Dr. Banaei’s stories about the state of the North Korean lab shocked me. The project has taken so long and moved so slowly because the North Korean lab members do not have the fundamental background of labwork, so they are essentially building the lab from ground zero. Concepts of lab operations are still being taught, such as developing standard protocols for diagnostics and understanding the latest scientific technology. Perhaps the most unfortunate of all, there is no way to communicate with the outside world once the Americans leave because of governmental regulations – the Internet is a foreign concept in this country except for internal government usage. The situation puzzled me; what are the qualifications needed to become a scientist at the country’s “expert” hospital on this disease? These scientists must be some of the brightest in the field, who are chosen to work with Stanford physicians on this important project. Yet how do they have so little background and training, and how are they expected to get this training with no continuous outside contact?
The conditions of the hospital also seemed very paradoxical to me. On the one hand, the hospital is building a new lab, collaborating with a world-renowned institution halfway around the globe. On the other hand, the hospital does not have a steady source of water, heating, or food. In 2010, the Christian Friends of Korea, the NGO that the Bay Area TB Consortium is working with in North Korea, funded the routing of a cable that now delivers reliable electricity to the hospital. When one of the team members from America got in an accident doing an electrical rewiring project in the operating room, not a single suture was found in the entire hospital to sew up his wounds. How could a hospital exist with no sutures? A BBC article published last year uncovers an Amnesty International report titled “The Crumbling State of Health Care in North Korea”, on hospital conditions in Pyongyang. According to the World Health Organization, Pyongyang spends less than $1 per person per year on healthcare.
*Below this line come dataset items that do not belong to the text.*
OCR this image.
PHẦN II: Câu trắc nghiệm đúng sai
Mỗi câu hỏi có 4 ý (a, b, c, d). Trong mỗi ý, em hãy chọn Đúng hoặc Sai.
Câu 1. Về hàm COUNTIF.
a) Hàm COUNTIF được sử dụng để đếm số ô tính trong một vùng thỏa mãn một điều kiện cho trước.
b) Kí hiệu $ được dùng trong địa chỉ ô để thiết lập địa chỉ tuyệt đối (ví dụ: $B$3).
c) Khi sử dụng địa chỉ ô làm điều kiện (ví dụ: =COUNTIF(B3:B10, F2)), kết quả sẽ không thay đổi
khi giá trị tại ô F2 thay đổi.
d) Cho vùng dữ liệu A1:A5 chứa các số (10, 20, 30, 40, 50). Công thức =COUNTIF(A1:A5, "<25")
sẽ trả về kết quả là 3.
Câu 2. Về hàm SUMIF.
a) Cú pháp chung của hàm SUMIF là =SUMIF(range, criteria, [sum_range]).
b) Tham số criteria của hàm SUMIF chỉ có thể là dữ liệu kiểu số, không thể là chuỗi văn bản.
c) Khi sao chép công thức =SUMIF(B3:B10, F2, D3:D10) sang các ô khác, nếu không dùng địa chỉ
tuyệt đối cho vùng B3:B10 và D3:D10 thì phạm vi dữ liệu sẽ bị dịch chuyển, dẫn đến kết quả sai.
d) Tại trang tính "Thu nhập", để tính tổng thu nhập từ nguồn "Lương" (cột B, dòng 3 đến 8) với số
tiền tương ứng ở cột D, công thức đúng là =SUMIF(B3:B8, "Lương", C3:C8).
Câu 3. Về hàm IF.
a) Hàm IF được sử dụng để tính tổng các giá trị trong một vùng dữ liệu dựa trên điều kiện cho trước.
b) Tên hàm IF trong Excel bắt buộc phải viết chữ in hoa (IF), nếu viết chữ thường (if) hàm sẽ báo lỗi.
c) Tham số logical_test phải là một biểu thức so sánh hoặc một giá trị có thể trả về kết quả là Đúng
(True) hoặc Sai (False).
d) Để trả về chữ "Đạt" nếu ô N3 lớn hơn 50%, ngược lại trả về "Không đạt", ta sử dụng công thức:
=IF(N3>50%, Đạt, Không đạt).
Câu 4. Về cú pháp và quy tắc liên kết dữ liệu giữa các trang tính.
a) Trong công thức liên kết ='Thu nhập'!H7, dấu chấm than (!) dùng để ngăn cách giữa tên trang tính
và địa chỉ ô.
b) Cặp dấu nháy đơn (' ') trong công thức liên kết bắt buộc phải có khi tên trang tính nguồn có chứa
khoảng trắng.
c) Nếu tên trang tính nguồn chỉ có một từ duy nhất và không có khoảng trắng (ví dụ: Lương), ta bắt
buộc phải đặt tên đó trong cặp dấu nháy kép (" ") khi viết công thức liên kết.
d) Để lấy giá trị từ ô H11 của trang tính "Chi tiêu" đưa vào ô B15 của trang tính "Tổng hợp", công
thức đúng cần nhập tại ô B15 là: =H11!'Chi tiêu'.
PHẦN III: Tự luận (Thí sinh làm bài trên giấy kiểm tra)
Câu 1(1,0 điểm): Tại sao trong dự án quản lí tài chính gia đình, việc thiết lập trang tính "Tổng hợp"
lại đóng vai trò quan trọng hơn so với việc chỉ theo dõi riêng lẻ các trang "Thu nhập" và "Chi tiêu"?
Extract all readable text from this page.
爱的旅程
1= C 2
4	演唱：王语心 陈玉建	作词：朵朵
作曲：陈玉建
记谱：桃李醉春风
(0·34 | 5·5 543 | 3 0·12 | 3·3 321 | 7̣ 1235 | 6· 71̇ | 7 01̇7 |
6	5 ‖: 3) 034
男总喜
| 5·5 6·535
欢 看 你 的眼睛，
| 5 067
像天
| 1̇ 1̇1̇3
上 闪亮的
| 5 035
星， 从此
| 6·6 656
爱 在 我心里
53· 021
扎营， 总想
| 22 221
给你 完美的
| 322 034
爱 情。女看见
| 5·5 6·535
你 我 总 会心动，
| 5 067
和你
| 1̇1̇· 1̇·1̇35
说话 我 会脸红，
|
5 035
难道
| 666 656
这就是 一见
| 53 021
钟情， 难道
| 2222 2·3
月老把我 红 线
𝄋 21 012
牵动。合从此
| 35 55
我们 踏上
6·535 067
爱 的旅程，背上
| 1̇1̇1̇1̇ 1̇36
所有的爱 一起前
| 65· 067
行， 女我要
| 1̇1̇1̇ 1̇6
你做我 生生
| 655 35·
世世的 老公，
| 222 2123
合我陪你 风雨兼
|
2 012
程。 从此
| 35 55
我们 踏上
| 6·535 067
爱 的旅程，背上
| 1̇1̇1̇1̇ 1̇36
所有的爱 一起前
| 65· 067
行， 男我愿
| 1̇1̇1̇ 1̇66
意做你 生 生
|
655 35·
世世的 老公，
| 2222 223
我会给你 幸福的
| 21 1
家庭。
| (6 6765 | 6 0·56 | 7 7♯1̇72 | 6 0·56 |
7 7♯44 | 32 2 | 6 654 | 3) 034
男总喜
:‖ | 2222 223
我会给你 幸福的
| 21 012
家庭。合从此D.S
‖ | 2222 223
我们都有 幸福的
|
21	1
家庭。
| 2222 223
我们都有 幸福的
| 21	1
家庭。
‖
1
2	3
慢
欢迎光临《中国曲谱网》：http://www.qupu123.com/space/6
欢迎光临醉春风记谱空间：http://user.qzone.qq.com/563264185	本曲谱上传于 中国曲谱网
Witnesses told Amnesty International that “If you don’t have money, you die.” Medicines were not administered at clinics but rather procured through the black market. The report contained a horrific story of a patient who endured an hour long surgery for appendix removal without anaesthetic. The TB epidemic is growing larger and more devastating in its effects, aggravated by food shortages. The Amnesty International report described countless episodes of TB patients who were misdiagnosed and had to suffer the effects of chronic infection. Doctors worked long hours for little pay, with few resources at their hands, and oftentimes by candlelight throughout the nights.
The question that boggled my mind throughout the entire interview was how could a nation be so rich as to have the nuclear power to threaten countries all over the world, yet have such limited knowledge and resources for its citizen’s health? According toGlobal Zero, a UN-endorsed anti-nuclear weaponry group, conservative estimates of North Korean spending on nuclear weapons technology are between $500 to $700 million US dollars this year alone. This spending represents 8% of North Korea’s total spending on the military, estimated at $8.8 billion dollars. Just imagine the difference $8.8 billion could make for hospitals and its patients! I also do not doubt that there are highly trained scientists and researchers in North Korea; these specialists are just not being placed in medical fields. I am very hopeful that the Bay Area TB Consortium can continue helping the diagnostic lab at Pyongyang, so that the nation can finally get on its own feet in addressing the immense health problems that plague its citizens.